"But i dont know how to implement separate thread for output filter within pipeline? may i know how to do that?"
tbb_thread and concurrent_queue? (Added) I mean a tbb_thread outside of the pipeline; the last filter would just add the work to the queue for delivery to the tbb_thread.
"If i use pipeline, is it possible to use parallel_for also?"
Nesting parallel_for inside pipeline is a good way of creating parallel slack (opportunities to execute things in parallel), assuming the units of work are sufficient to avoid excessive parallel overhead, which seems to be satisfied from your description.
Note that your pipeline will behave as if stages 1 and 2 are just one stage, if that helps to understand what is going on. In computation-bound work, assumed by TBB, that is probably a good thing, but it also means that any latency in getting more data is going to result in a stalled worker thread, i.e., no background subtraction work being done during that time. I wouldn't be surprised if the solution ended up being several threads, with TBB only used for a parallel_for to do the background subtraction, which it shoulddo very well. (Added) Orreasonably well: I wanted to balance off the gloom with an accolade, but I'm sure that design could still be improved.
"I think if i use parallel_for inside pipeline to read those two image then it will be too overhead for system. is it?"

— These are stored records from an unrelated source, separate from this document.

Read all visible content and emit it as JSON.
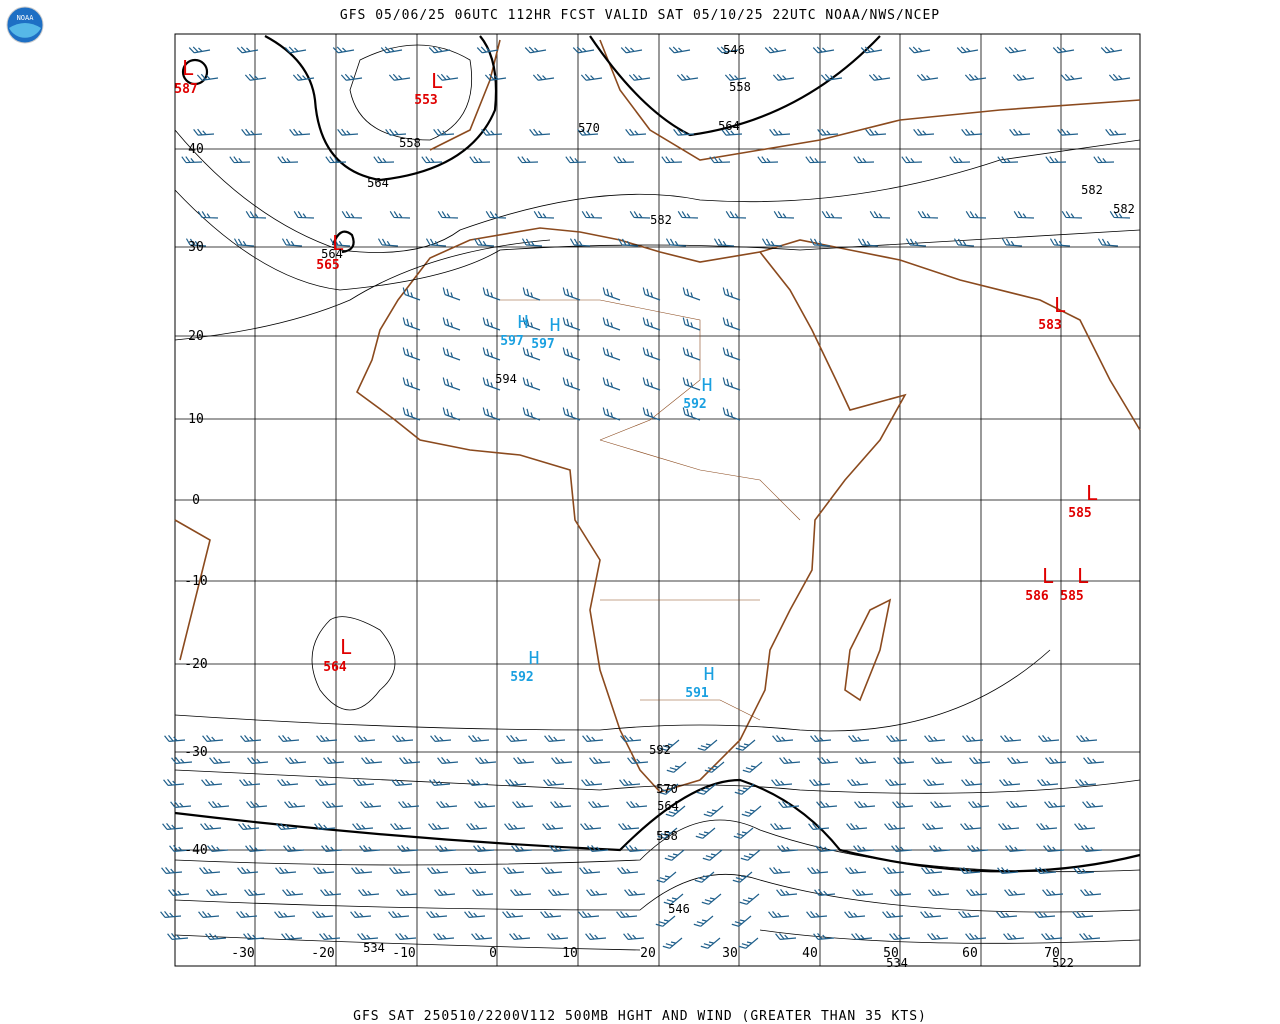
{
  "header": {
    "title": "GFS 05/06/25 06UTC 112HR FCST VALID SAT 05/10/25 22UTC NOAA/NWS/NCEP",
    "logo": "NOAA"
  },
  "footer": {
    "caption": "GFS SAT 250510/2200V112 500MB HGHT AND WIND (GREATER THAN 35 KTS)"
  },
  "map": {
    "lat_labels": [
      "40",
      "30",
      "20",
      "10",
      "0",
      "-10",
      "-20",
      "-30",
      "-40"
    ],
    "lon_labels": [
      "-30",
      "-20",
      "-10",
      "0",
      "10",
      "20",
      "30",
      "40",
      "50",
      "60",
      "70"
    ],
    "lows": [
      {
        "symbol": "L",
        "value": "587"
      },
      {
        "symbol": "L",
        "value": "553"
      },
      {
        "symbol": "L",
        "value": "565"
      },
      {
        "symbol": "L",
        "value": "564"
      },
      {
        "symbol": "L",
        "value": "583"
      },
      {
        "symbol": "L",
        "value": "585"
      },
      {
        "symbol": "L",
        "value": "586"
      },
      {
        "symbol": "L",
        "value": "585"
      }
    ],
    "highs": [
      {
        "symbol": "H",
        "value": "597"
      },
      {
        "symbol": "H",
        "value": "597"
      },
      {
        "symbol": "H",
        "value": "592"
      },
      {
        "symbol": "H",
        "value": "592"
      },
      {
        "symbol": "H",
        "value": "591"
      }
    ],
    "contour_labels": [
      "546",
      "558",
      "564",
      "570",
      "558",
      "564",
      "582",
      "582",
      "582",
      "564",
      "594",
      "592",
      "570",
      "564",
      "558",
      "546",
      "534",
      "534",
      "522"
    ]
  }
}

You would probably read the data once and then let parallel_for process it one range at a time, so you wouldn't be reading the data multiple times (although there would be some inter-cache traffic, but I'm not sure how that could be avoided). The overhead you should be concerned with would be in task creation (don't use a simple_partitioner with a grainsize of one pixel: always process one or several full horizontal lines at once by using a single-dimensional vertically oriented blocked_range), and in the barrier to wind down parallel_for processing (although auto_partitioner should behave well enough for work that is fairly uniformly distributed like this seems to be).

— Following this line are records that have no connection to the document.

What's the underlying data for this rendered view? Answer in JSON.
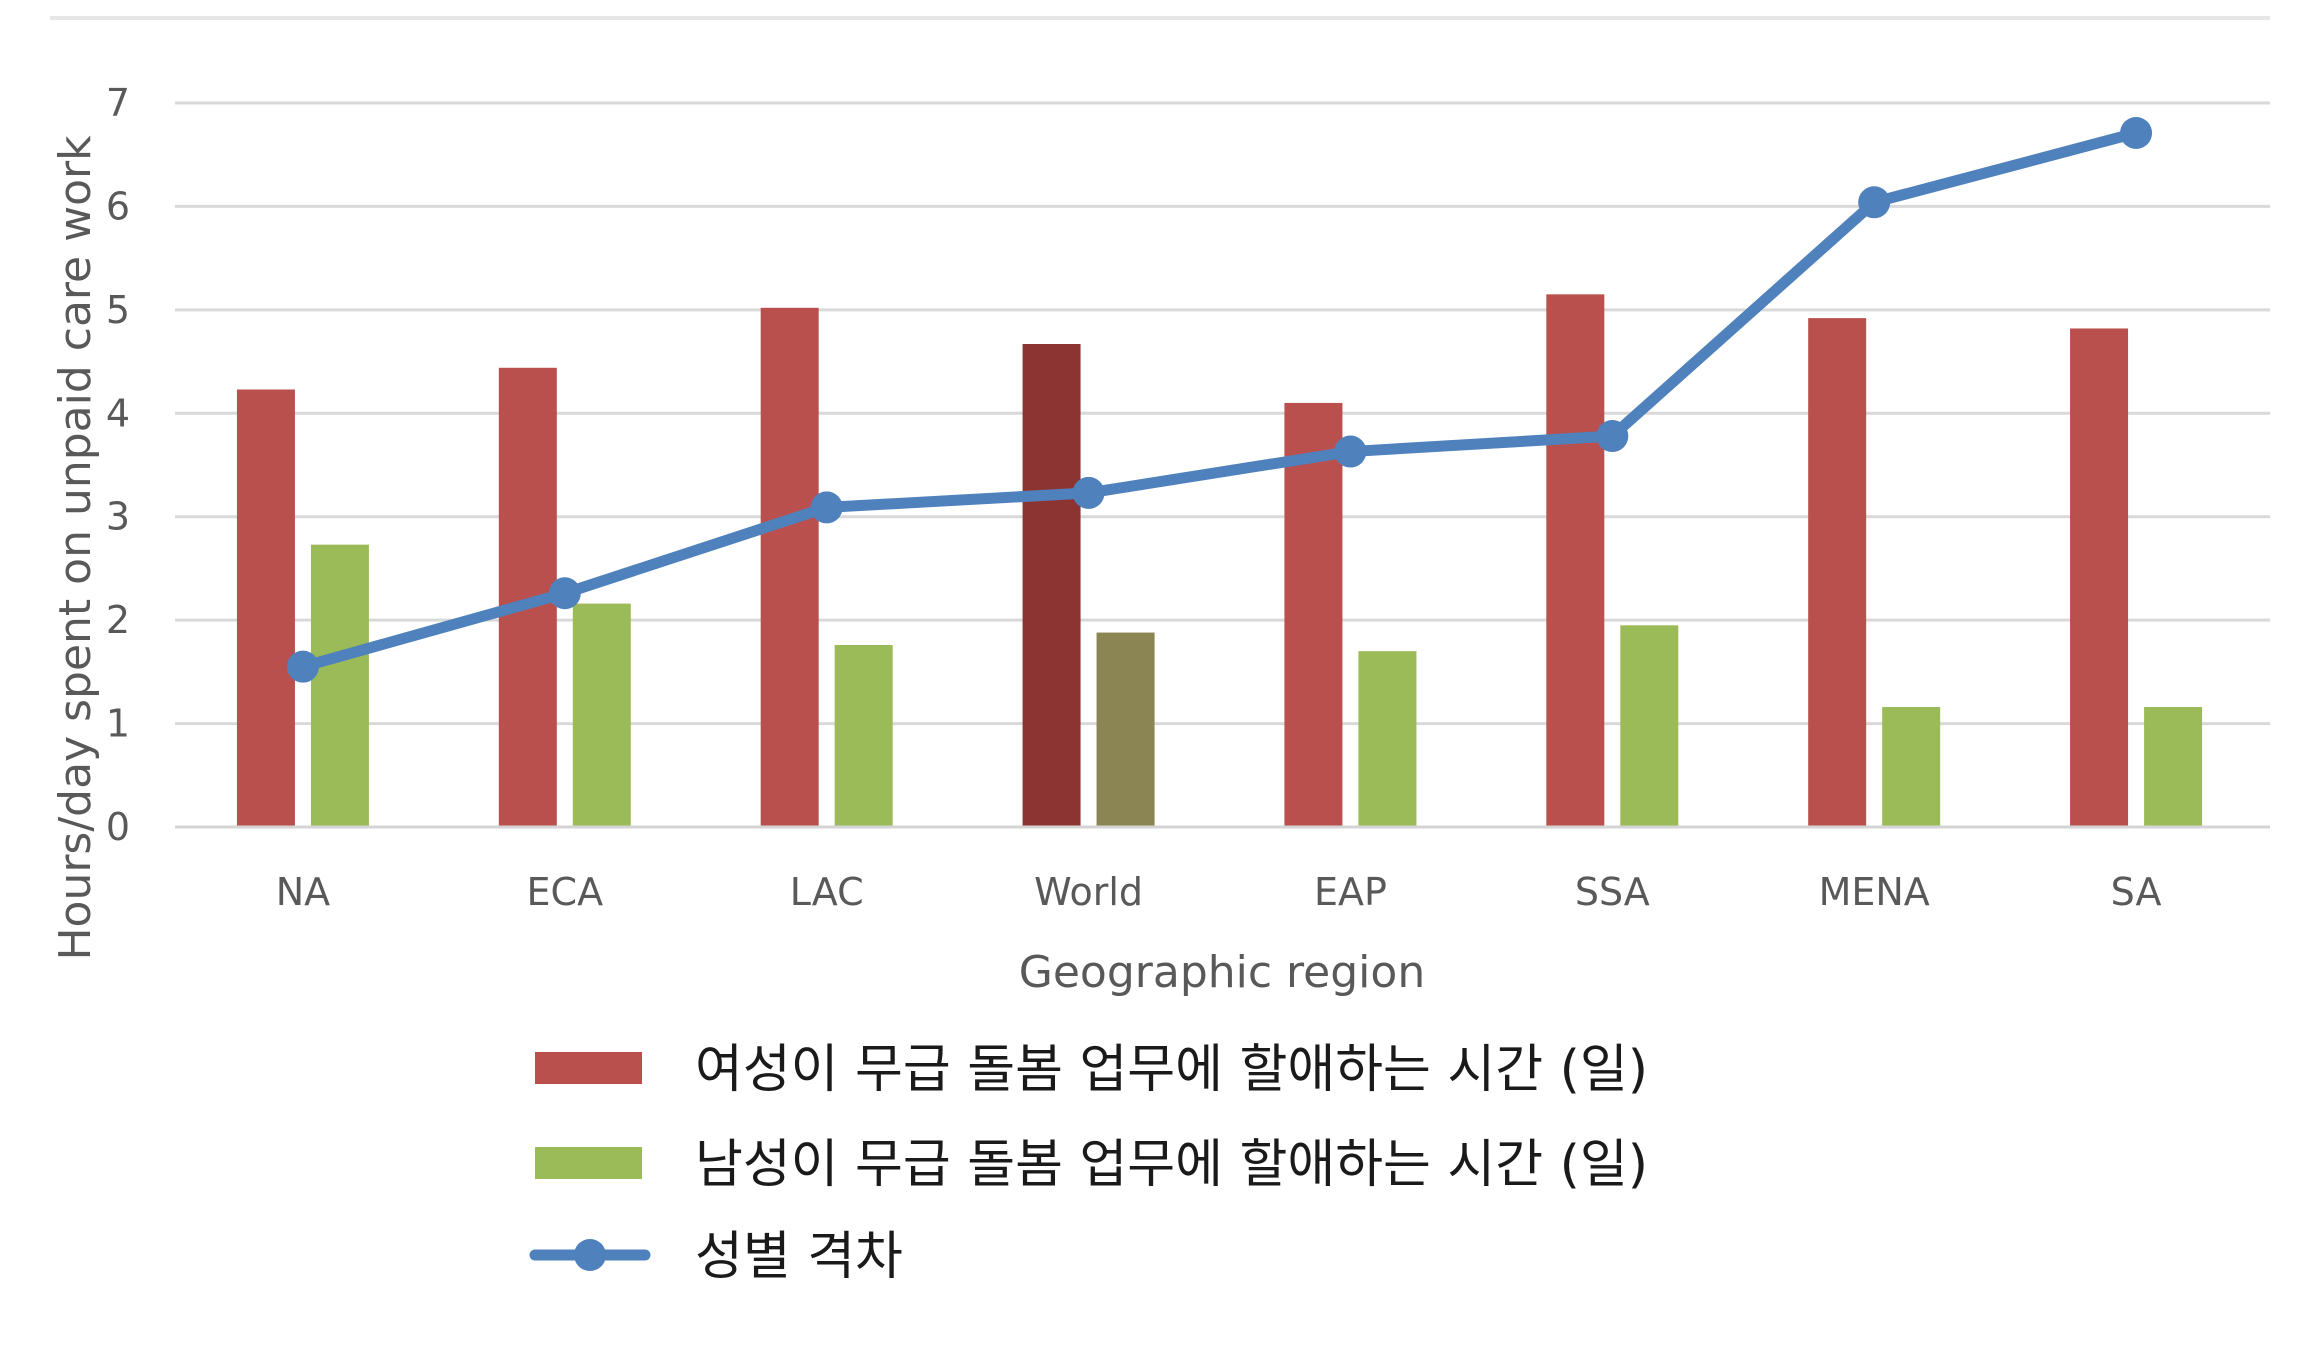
{
  "chart_data": {
    "type": "bar",
    "categories": [
      "NA",
      "ECA",
      "LAC",
      "World",
      "EAP",
      "SSA",
      "MENA",
      "SA"
    ],
    "highlight_category": "World",
    "series": [
      {
        "name": "여성이 무급 돌봄 업무에 할애하는 시간 (일)",
        "kind": "bar",
        "color": "#b9504d",
        "highlight_color": "#8b3431",
        "values": [
          4.23,
          4.44,
          5.02,
          4.67,
          4.1,
          5.15,
          4.92,
          4.82
        ]
      },
      {
        "name": "남성이 무급 돌봄 업무에  할애하는 시간 (일)",
        "kind": "bar",
        "color": "#9bbb59",
        "highlight_color": "#8a8552",
        "values": [
          2.73,
          2.16,
          1.76,
          1.88,
          1.7,
          1.95,
          1.16,
          1.16
        ]
      },
      {
        "name": "성별 격차",
        "kind": "line",
        "color": "#4f81bd",
        "values": [
          1.55,
          2.26,
          3.09,
          3.23,
          3.63,
          3.78,
          6.04,
          6.71
        ]
      }
    ],
    "xlabel": "Geographic region",
    "ylabel": "Hours/day spent on unpaid care work",
    "ylim": [
      0,
      7
    ],
    "yticks": [
      0,
      1,
      2,
      3,
      4,
      5,
      6,
      7
    ],
    "grid": true,
    "legend_position": "bottom"
  }
}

You seem set on waiting inside the third stage, ignoring my advice, aren't you?
If you care about the order of the frames, you should only add them to a queue in an ordered serial stage.

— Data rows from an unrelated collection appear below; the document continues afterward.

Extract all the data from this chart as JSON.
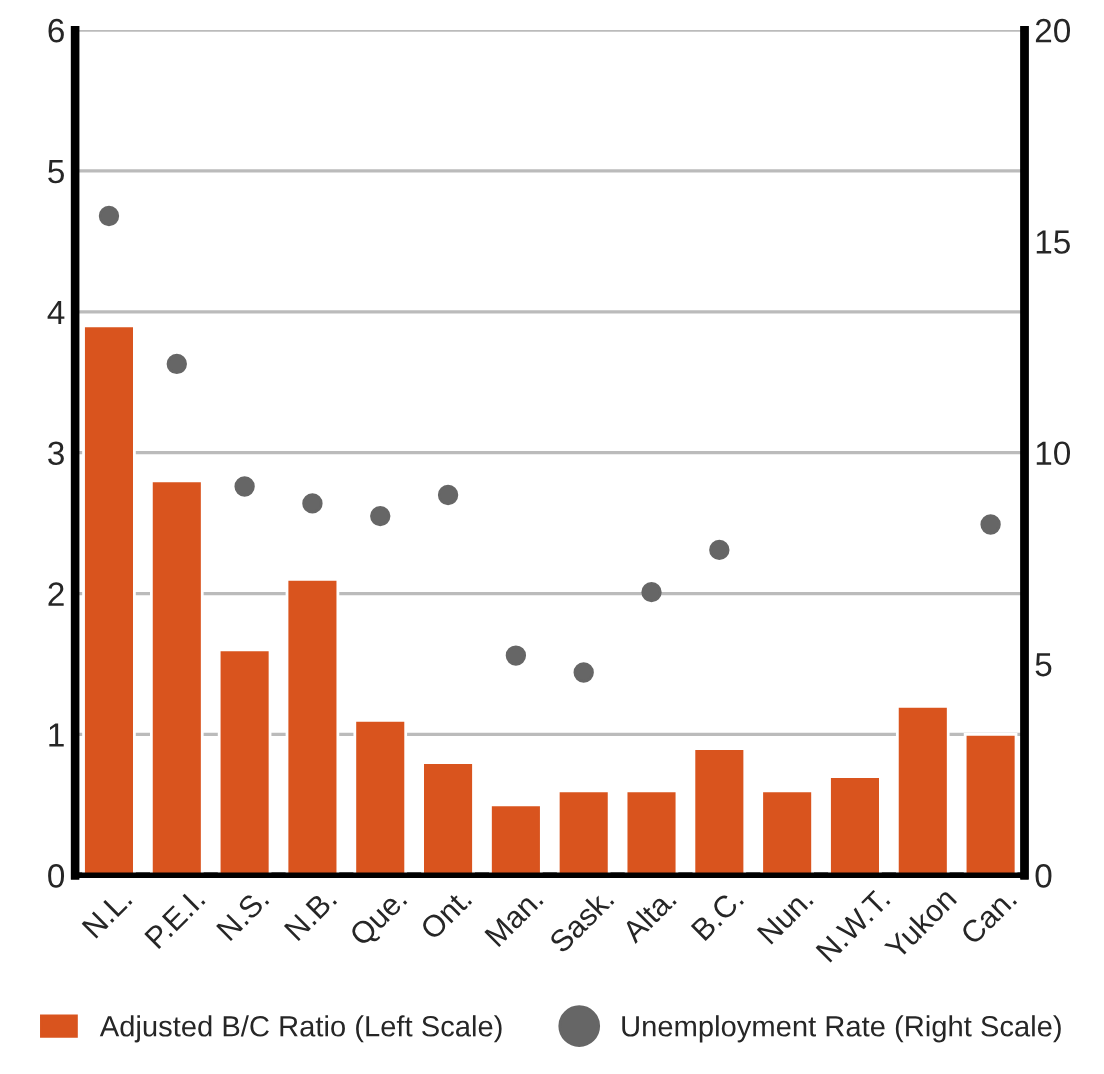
{
  "chart_data": {
    "type": "bar",
    "categories": [
      "N.L.",
      "P.E.I.",
      "N.S.",
      "N.B.",
      "Que.",
      "Ont.",
      "Man.",
      "Sask.",
      "Alta.",
      "B.C.",
      "Nun.",
      "N.W.T.",
      "Yukon",
      "Can."
    ],
    "series": [
      {
        "name": "Adjusted B/C Ratio (Left Scale)",
        "color": "#d9541e",
        "values": [
          3.9,
          2.8,
          1.6,
          2.1,
          1.1,
          0.8,
          0.5,
          0.6,
          0.6,
          0.9,
          0.6,
          0.7,
          1.2,
          1.0
        ]
      },
      {
        "name": "Unemployment Rate (Right Scale)",
        "type": "scatter",
        "axis": "y2",
        "color": "#666666",
        "values": [
          15.6,
          12.1,
          9.2,
          8.8,
          8.5,
          9.0,
          5.2,
          4.8,
          6.7,
          7.7,
          null,
          null,
          null,
          8.3
        ]
      }
    ],
    "ylim": [
      0,
      6
    ],
    "yticks": [
      0,
      1,
      2,
      3,
      4,
      5,
      6
    ],
    "y2lim": [
      0,
      20
    ],
    "y2ticks": [
      0,
      5,
      10,
      15,
      20
    ],
    "grid": "y",
    "legend": "bottom",
    "marker": "circle"
  }
}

Each stage takes a cookie and returns a (potentially different) cookie, typed void* because it is typically a pointer to data. You have to be prepared for more than one data item in flight at any one time (otherwise the pipeline would degenerate into a simple loop), i.e., multiple frames may exist at the same time, but if you pass the correct values ineach stage, the ordered-serial output filter will automagically process the frames in the same order as the serial input filter.